The pager on my hip buzzed, forcing me to shoulder the door to the scrub room open while slipping it off the waistband of my scrubs. The display read a 45 code, detouring me to the nurse’s station to pick up the call directed for me.

As soon as I reached the desk, Beth flashed me a smile. “Morning, Doctor.”

Behind her, Violet made a show of turning her back toward me, half bent over the tablet in front of her as she filled out what looked like the discharge papers for Bishop.

Her being angry at me wasn’t new, nor was the silent treatment I’d inevitably receive as a result.

All natural consequences I’d be forced to face due to my piss poor mood and taking it out on her.

Apologizing wasn’t exactly my strong suit.

Not as an excuse to remain arrogant in my opinions but more so in how difficult I found it to approach people in general.

Vulnerability was a foreign language I’d neglected to learn as a child, carrying the dysfunction with me well into my adulthood and never bothering to correct it in all that time.

Usually, running into problems was far and few. And if they did happen, I seldom cared.

Dealing with this at work, however… made things unnecessarily difficult.

But in order to properly apologize, one needed to be vulnerable to do so—opening up to the possibility of expressing emotions and deep, personal thoughts that led to the reason behind the quarrel in the first place.

Something I would absolutely, under no circumstances, do.
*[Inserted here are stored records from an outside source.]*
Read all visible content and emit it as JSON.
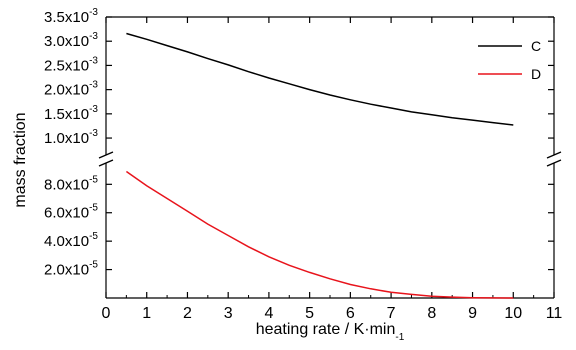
{
  "chart_data": {
    "type": "line",
    "xlabel": "heating rate / K·min",
    "xlabel_sup": "-1",
    "ylabel": "mass fraction",
    "xlim": [
      0,
      11
    ],
    "x_ticks": [
      0,
      1,
      2,
      3,
      4,
      5,
      6,
      7,
      8,
      9,
      10,
      11
    ],
    "broken_y_axis": true,
    "upper_panel": {
      "ylim": [
        0.00065,
        0.0035
      ],
      "y_ticks": [
        {
          "value": 0.001,
          "mantissa": "1.0x10",
          "exp": "-3"
        },
        {
          "value": 0.0015,
          "mantissa": "1.5x10",
          "exp": "-3"
        },
        {
          "value": 0.002,
          "mantissa": "2.0x10",
          "exp": "-3"
        },
        {
          "value": 0.0025,
          "mantissa": "2.5x10",
          "exp": "-3"
        },
        {
          "value": 0.003,
          "mantissa": "3.0x10",
          "exp": "-3"
        },
        {
          "value": 0.0035,
          "mantissa": "3.5x10",
          "exp": "-3"
        }
      ]
    },
    "lower_panel": {
      "ylim": [
        0,
        9.5e-05
      ],
      "y_ticks": [
        {
          "value": 2e-05,
          "mantissa": "2.0x10",
          "exp": "-5"
        },
        {
          "value": 4e-05,
          "mantissa": "4.0x10",
          "exp": "-5"
        },
        {
          "value": 6e-05,
          "mantissa": "6.0x10",
          "exp": "-5"
        },
        {
          "value": 8e-05,
          "mantissa": "8.0x10",
          "exp": "-5"
        }
      ]
    },
    "series": [
      {
        "name": "C",
        "color": "#000000",
        "panel": "upper",
        "x": [
          0.5,
          1,
          1.5,
          2,
          2.5,
          3,
          3.5,
          4,
          4.5,
          5,
          5.5,
          6,
          6.5,
          7,
          7.5,
          8,
          8.5,
          9,
          9.5,
          10
        ],
        "y": [
          0.00316,
          0.00304,
          0.00291,
          0.00278,
          0.00264,
          0.00251,
          0.00237,
          0.00224,
          0.00212,
          0.002,
          0.00189,
          0.00179,
          0.0017,
          0.00162,
          0.00154,
          0.00148,
          0.00142,
          0.00137,
          0.00132,
          0.00127
        ]
      },
      {
        "name": "D",
        "color": "#e8141c",
        "panel": "lower",
        "x": [
          0.5,
          1,
          1.5,
          2,
          2.5,
          3,
          3.5,
          4,
          4.5,
          5,
          5.5,
          6,
          6.5,
          7,
          7.5,
          8,
          8.5,
          9,
          9.5,
          10
        ],
        "y": [
          8.9e-05,
          7.9e-05,
          7e-05,
          6.1e-05,
          5.2e-05,
          4.4e-05,
          3.6e-05,
          2.9e-05,
          2.3e-05,
          1.8e-05,
          1.35e-05,
          9.5e-06,
          6.5e-06,
          4e-06,
          2.5e-06,
          1.3e-06,
          6e-07,
          2e-07,
          1e-07,
          0.0
        ]
      }
    ],
    "legend": {
      "position": "top-right",
      "entries": [
        "C",
        "D"
      ]
    },
    "grid": false
  }
}
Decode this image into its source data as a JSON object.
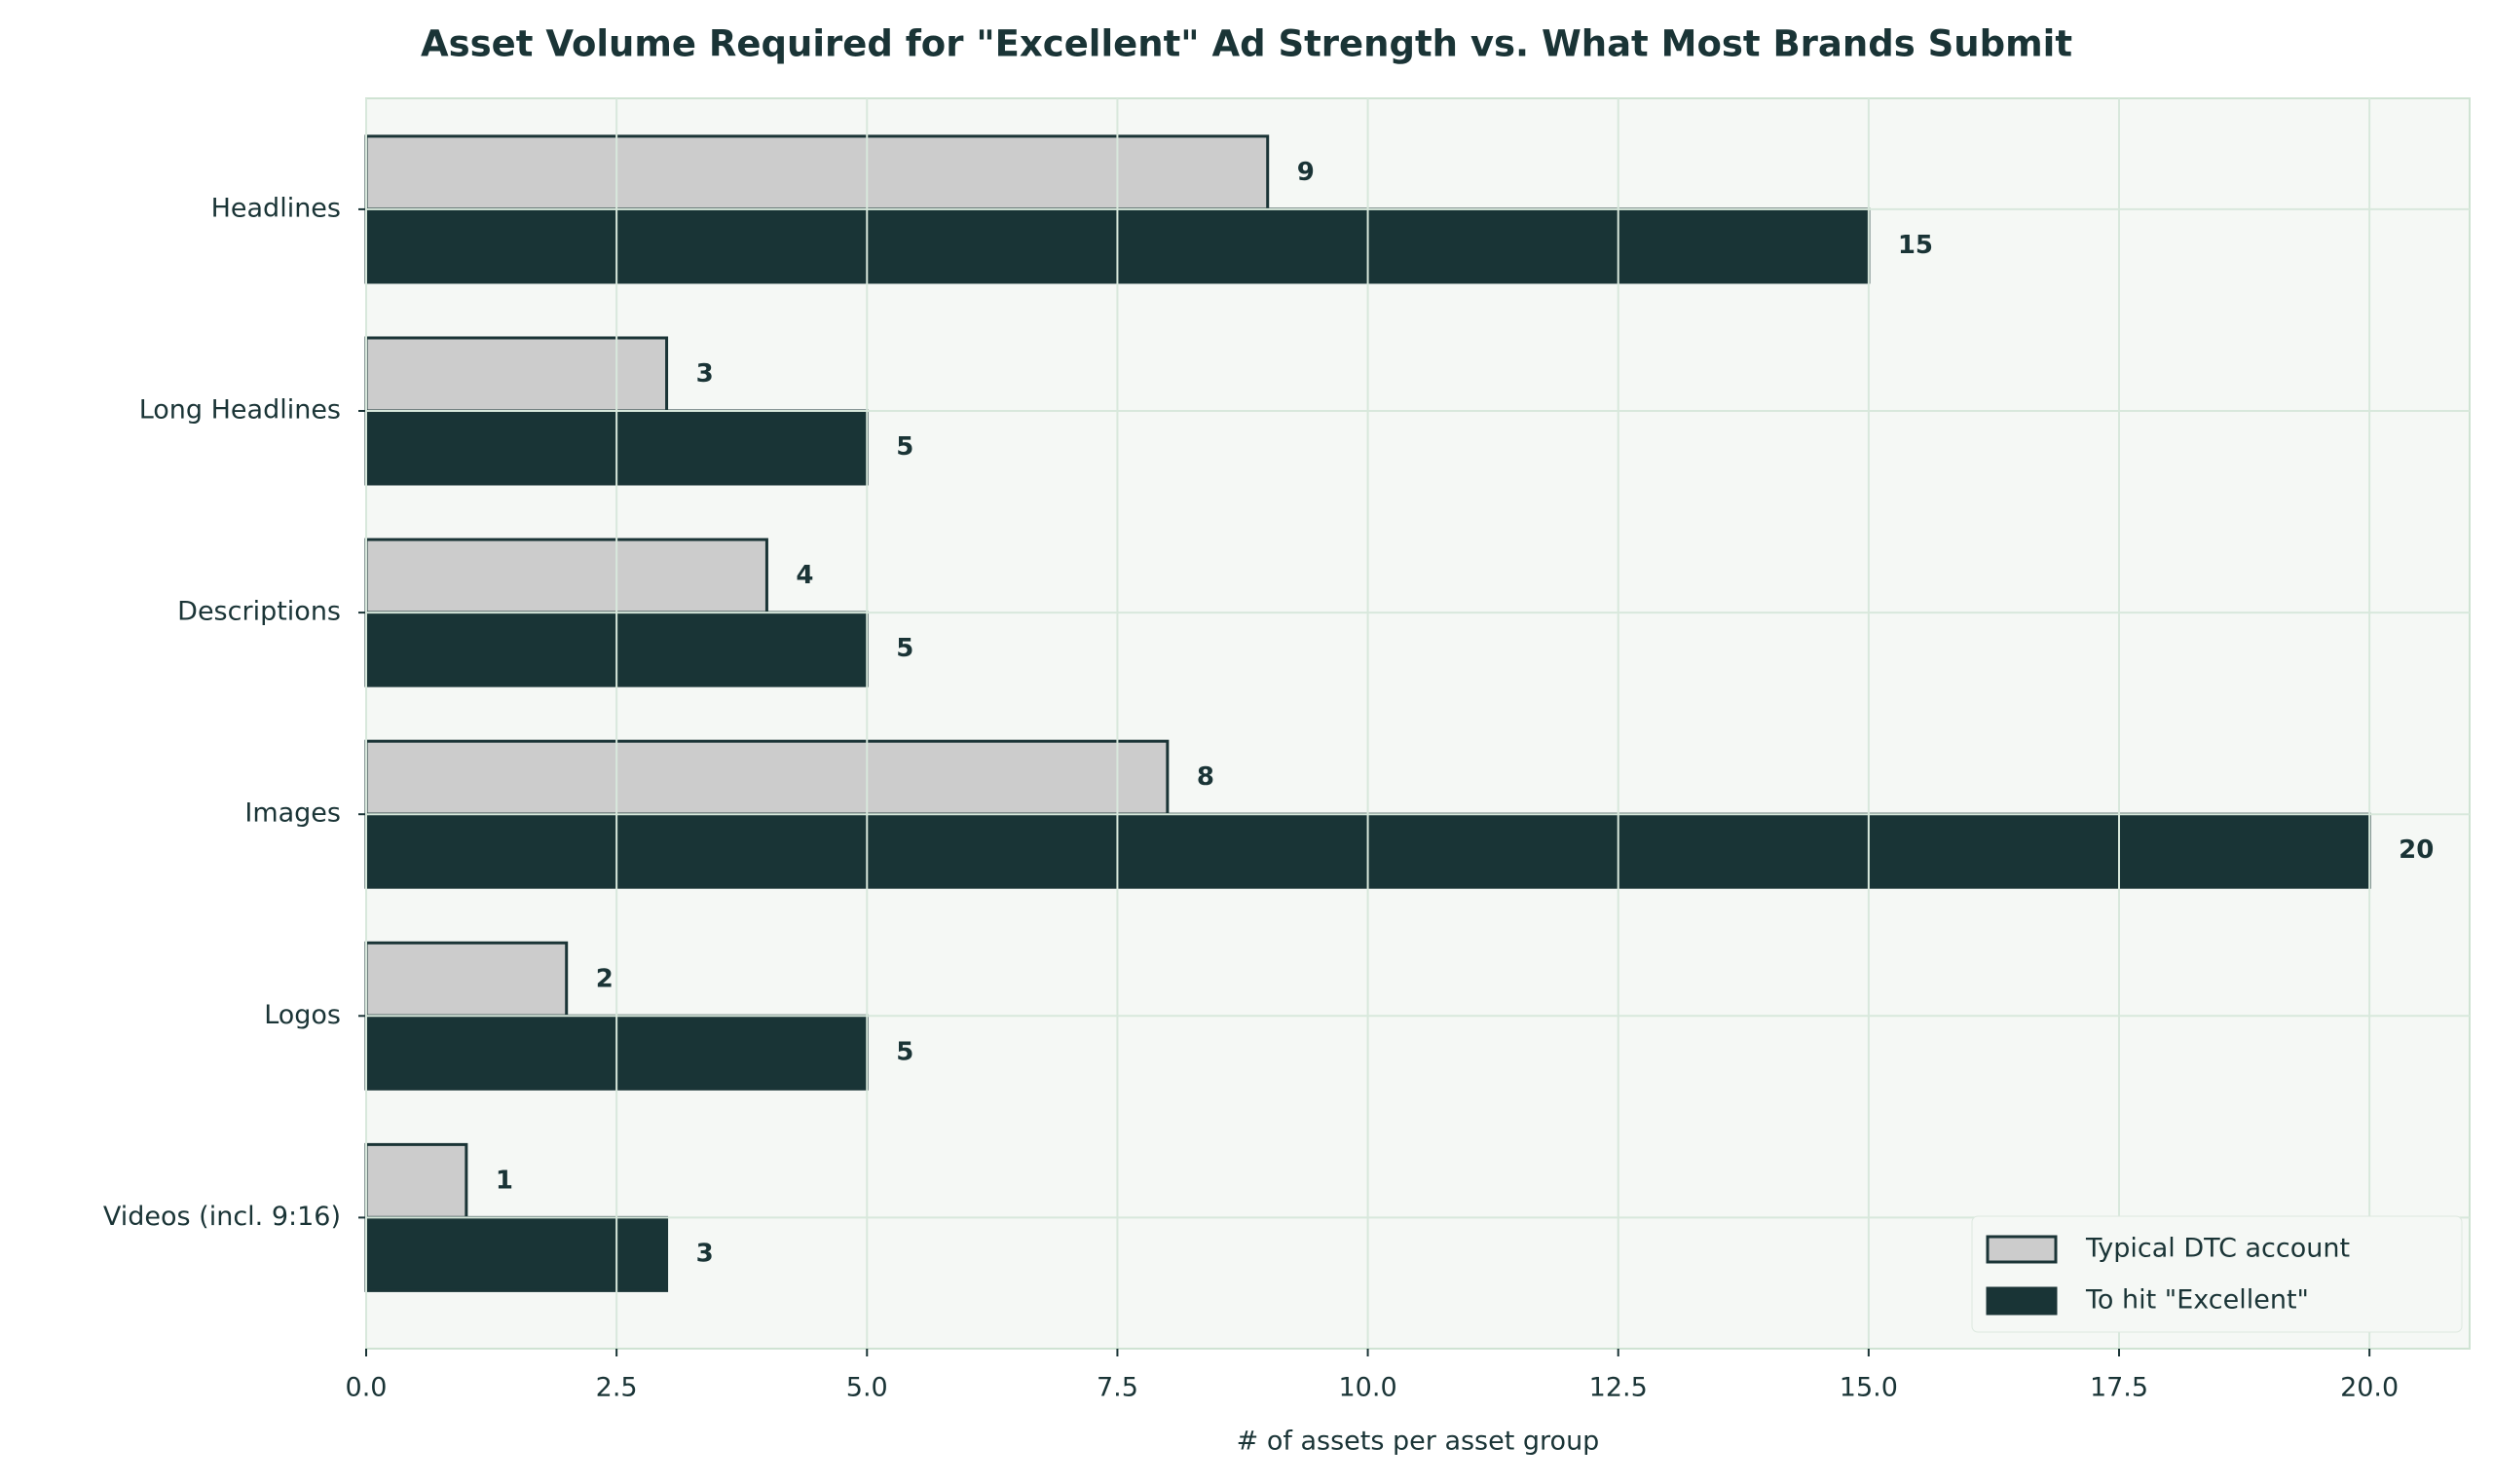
{
  "chart_data": {
    "type": "hbar",
    "title": "Asset Volume Required for \"Excellent\" Ad Strength vs. What Most Brands Submit",
    "x_label": "# of assets per asset group",
    "categories": [
      "Headlines",
      "Long Headlines",
      "Descriptions",
      "Images",
      "Logos",
      "Videos (incl. 9:16)"
    ],
    "series": [
      {
        "name": "Typical DTC account",
        "color": "#cccccc",
        "values": [
          9,
          3,
          4,
          8,
          2,
          1
        ]
      },
      {
        "name": "To hit \"Excellent\"",
        "color": "#193436",
        "values": [
          15,
          5,
          5,
          20,
          5,
          3
        ]
      }
    ],
    "xlim": [
      0,
      21
    ],
    "xticks": [
      {
        "value": 0,
        "label": "0.0"
      },
      {
        "value": 2.5,
        "label": "2.5"
      },
      {
        "value": 5,
        "label": "5.0"
      },
      {
        "value": 7.5,
        "label": "7.5"
      },
      {
        "value": 10,
        "label": "10.0"
      },
      {
        "value": 12.5,
        "label": "12.5"
      },
      {
        "value": 15,
        "label": "15.0"
      },
      {
        "value": 17.5,
        "label": "17.5"
      },
      {
        "value": 20,
        "label": "20.0"
      }
    ],
    "grid": true,
    "legend": "lower right"
  }
}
Least of all with a coworker.

So, at an impasse we stood.

One thing at a time, though.

I shot Beth a nod before reaching over the lip of the desk to lift the phone up onto the higher counter. The light on the second line flashed green, and I pressed it with my thumb the second I had the receiver cradled to my ear. “This is Dr. Montgomery.”
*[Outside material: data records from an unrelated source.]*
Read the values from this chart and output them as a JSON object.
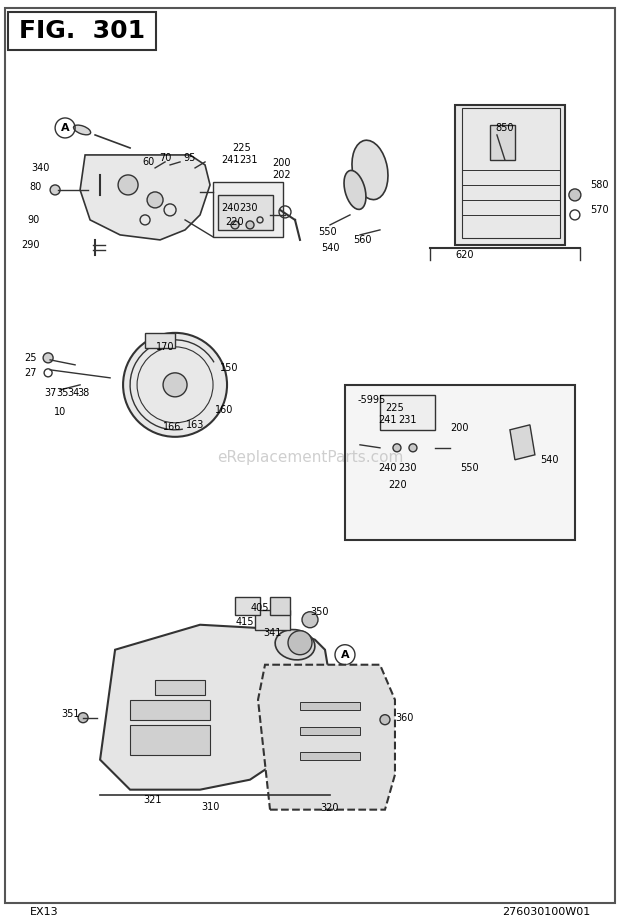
{
  "title": "FIG. 301",
  "footer_left": "EX13",
  "footer_right": "276030100W01",
  "watermark": "eReplacementParts.com",
  "bg_color": "#ffffff",
  "border_color": "#000000",
  "line_color": "#333333",
  "text_color": "#000000"
}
“Silas!” Marlow. “I called and texted you a few times but you didn’t pick up.”

“I was in surgery. Something wrong?”

Out of the five people in this world that I genuinely cared about, Marlow was infectiously my favorite.

We’d been friends for so long I hardly remembered a time when we weren’t.
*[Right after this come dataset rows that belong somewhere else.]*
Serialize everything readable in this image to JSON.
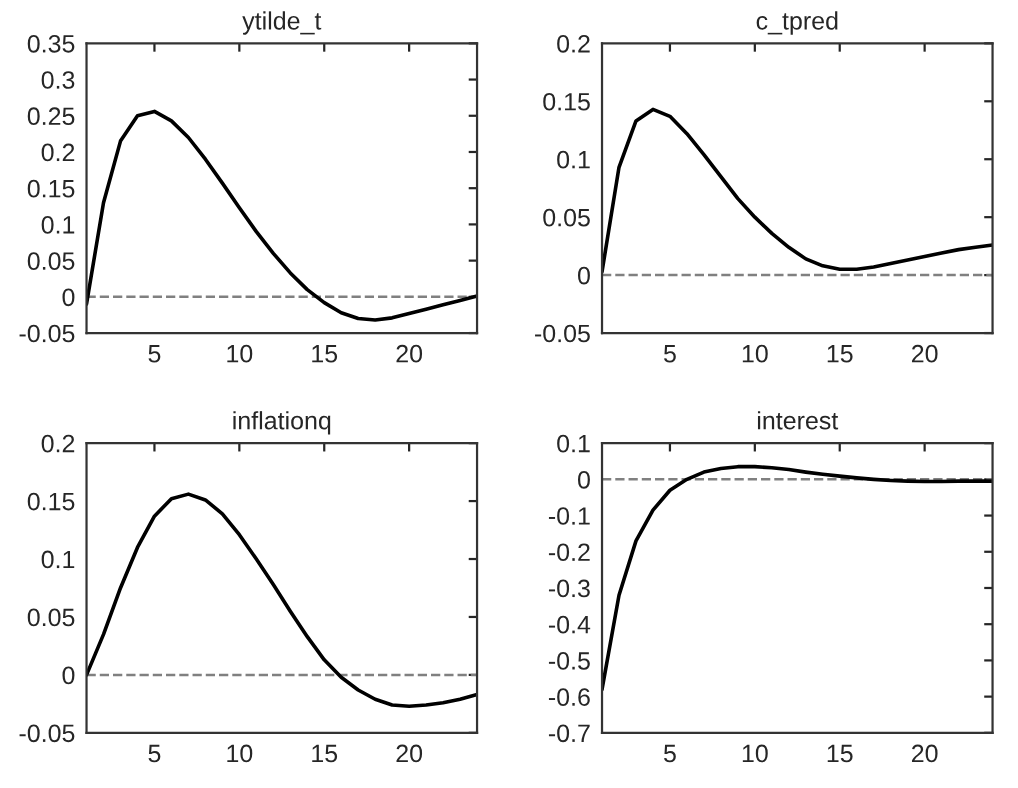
{
  "chart_data": [
    {
      "type": "line",
      "title": "ytilde_t",
      "x": [
        1,
        2,
        3,
        4,
        5,
        6,
        7,
        8,
        9,
        10,
        11,
        12,
        13,
        14,
        15,
        16,
        17,
        18,
        19,
        20,
        21,
        22,
        23,
        24
      ],
      "series": [
        {
          "color": "#000000",
          "values": [
            -0.01,
            0.13,
            0.215,
            0.25,
            0.256,
            0.243,
            0.22,
            0.19,
            0.157,
            0.123,
            0.09,
            0.06,
            0.033,
            0.01,
            -0.008,
            -0.022,
            -0.03,
            -0.032,
            -0.029,
            -0.023,
            -0.017,
            -0.011,
            -0.005,
            0.001
          ]
        }
      ],
      "xlim": [
        1,
        24
      ],
      "xticks": [
        5,
        10,
        15,
        20
      ],
      "ylim": [
        -0.05,
        0.35
      ],
      "yticks": [
        -0.05,
        0,
        0.05,
        0.1,
        0.15,
        0.2,
        0.25,
        0.3,
        0.35
      ],
      "ref_lines": [
        {
          "axis": "y",
          "value": 0,
          "color": "#808080",
          "line_style": "dashed"
        }
      ],
      "grid": false
    },
    {
      "type": "line",
      "title": "c_tpred",
      "x": [
        1,
        2,
        3,
        4,
        5,
        6,
        7,
        8,
        9,
        10,
        11,
        12,
        13,
        14,
        15,
        16,
        17,
        18,
        19,
        20,
        21,
        22,
        23,
        24
      ],
      "series": [
        {
          "color": "#000000",
          "values": [
            0.003,
            0.093,
            0.133,
            0.143,
            0.137,
            0.122,
            0.104,
            0.085,
            0.066,
            0.05,
            0.036,
            0.024,
            0.014,
            0.008,
            0.005,
            0.005,
            0.007,
            0.01,
            0.013,
            0.016,
            0.019,
            0.022,
            0.024,
            0.026
          ]
        }
      ],
      "xlim": [
        1,
        24
      ],
      "xticks": [
        5,
        10,
        15,
        20
      ],
      "ylim": [
        -0.05,
        0.2
      ],
      "yticks": [
        -0.05,
        0,
        0.05,
        0.1,
        0.15,
        0.2
      ],
      "ref_lines": [
        {
          "axis": "y",
          "value": 0,
          "color": "#808080",
          "line_style": "dashed"
        }
      ],
      "grid": false
    },
    {
      "type": "line",
      "title": "inflationq",
      "x": [
        1,
        2,
        3,
        4,
        5,
        6,
        7,
        8,
        9,
        10,
        11,
        12,
        13,
        14,
        15,
        16,
        17,
        18,
        19,
        20,
        21,
        22,
        23,
        24
      ],
      "series": [
        {
          "color": "#000000",
          "values": [
            0,
            0.035,
            0.075,
            0.11,
            0.137,
            0.152,
            0.156,
            0.151,
            0.139,
            0.121,
            0.1,
            0.078,
            0.055,
            0.033,
            0.013,
            -0.002,
            -0.013,
            -0.021,
            -0.026,
            -0.027,
            -0.026,
            -0.024,
            -0.021,
            -0.017
          ]
        }
      ],
      "xlim": [
        1,
        24
      ],
      "xticks": [
        5,
        10,
        15,
        20
      ],
      "ylim": [
        -0.05,
        0.2
      ],
      "yticks": [
        -0.05,
        0,
        0.05,
        0.1,
        0.15,
        0.2
      ],
      "ref_lines": [
        {
          "axis": "y",
          "value": 0,
          "color": "#808080",
          "line_style": "dashed"
        }
      ],
      "grid": false
    },
    {
      "type": "line",
      "title": "interest",
      "x": [
        1,
        2,
        3,
        4,
        5,
        6,
        7,
        8,
        9,
        10,
        11,
        12,
        13,
        14,
        15,
        16,
        17,
        18,
        19,
        20,
        21,
        22,
        23,
        24
      ],
      "series": [
        {
          "color": "#000000",
          "values": [
            -0.58,
            -0.32,
            -0.17,
            -0.085,
            -0.03,
            0.0,
            0.02,
            0.03,
            0.035,
            0.035,
            0.032,
            0.027,
            0.02,
            0.014,
            0.009,
            0.004,
            0.0,
            -0.003,
            -0.005,
            -0.006,
            -0.006,
            -0.005,
            -0.005,
            -0.005
          ]
        }
      ],
      "xlim": [
        1,
        24
      ],
      "xticks": [
        5,
        10,
        15,
        20
      ],
      "ylim": [
        -0.7,
        0.1
      ],
      "yticks": [
        -0.7,
        -0.6,
        -0.5,
        -0.4,
        -0.3,
        -0.2,
        -0.1,
        0,
        0.1
      ],
      "ref_lines": [
        {
          "axis": "y",
          "value": 0,
          "color": "#808080",
          "line_style": "dashed"
        }
      ],
      "grid": false
    }
  ]
}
Going from small boys, to growing teenagers, and into fully ambitious adults.

A lifetime together spent evolving into the people we were today.

Sometimes, I found it strange to have someone like Marlow attached to me.

On the rare occasions I did actually look deeper into my own self, I found it odd he’d choose to be friends with someone like me—a total and complete opposite personality from his boisterous and friendly one, exhibiting all of the traits I lacked, and at one point envied, before burying that emotion deep down into the abyss to never been seen or examined again.

I appreciated the dedication to dragging me along to whatever adventure he seemed eager to chase. Even if I made it difficult by digging my heels into the proverbial dirt.

Giving Marlow too much leeway led for a boring life. He needed some kind of adverse attention to make the carrot at the end of the stick far more desirable.

“Nah. Just wanted to invite you to dinner with Blake and me.”

Except when it came to his new relationship.

That I was still salty over.

“Dinner, huh,” I drawled.

“Come on. Even robots have to eat.”

“Technically, they would need an oil change.”

“What the fuck—shut up, you ass. Just come out to dinner with us.”

“Can’t. I’m on rotation still.”

“Okay,” he spoke slowly. “When does it end?”

“Wednesday.”

He swore softly. “You’re going to actually keel over and die from a heart attack.”

“What a perfect place to do so… at a hospital. I’d get such stellar care, don’t you think?”

“What happens if I call in a bomb threat? Does that get you off for a few hours while they investigate?”

I rolled my eyes. Leave it to Marlow to actually think of something that over-the-top as a means to give me an excuse to go to dinner with him and his boyfriend. I still hated that word.

Weren’t we too old for those things?

“He says on an unsecured line.”

There was dead silence on the other end, long enough for me to glance down at the phone dock to check that the green light was still on.

“Okay, so. Avery can get me out. He’s got a lawyer on standby.”

“I believe he has a few. Though, none that I recall are experts in posting bail for potential Homeland Security threats.”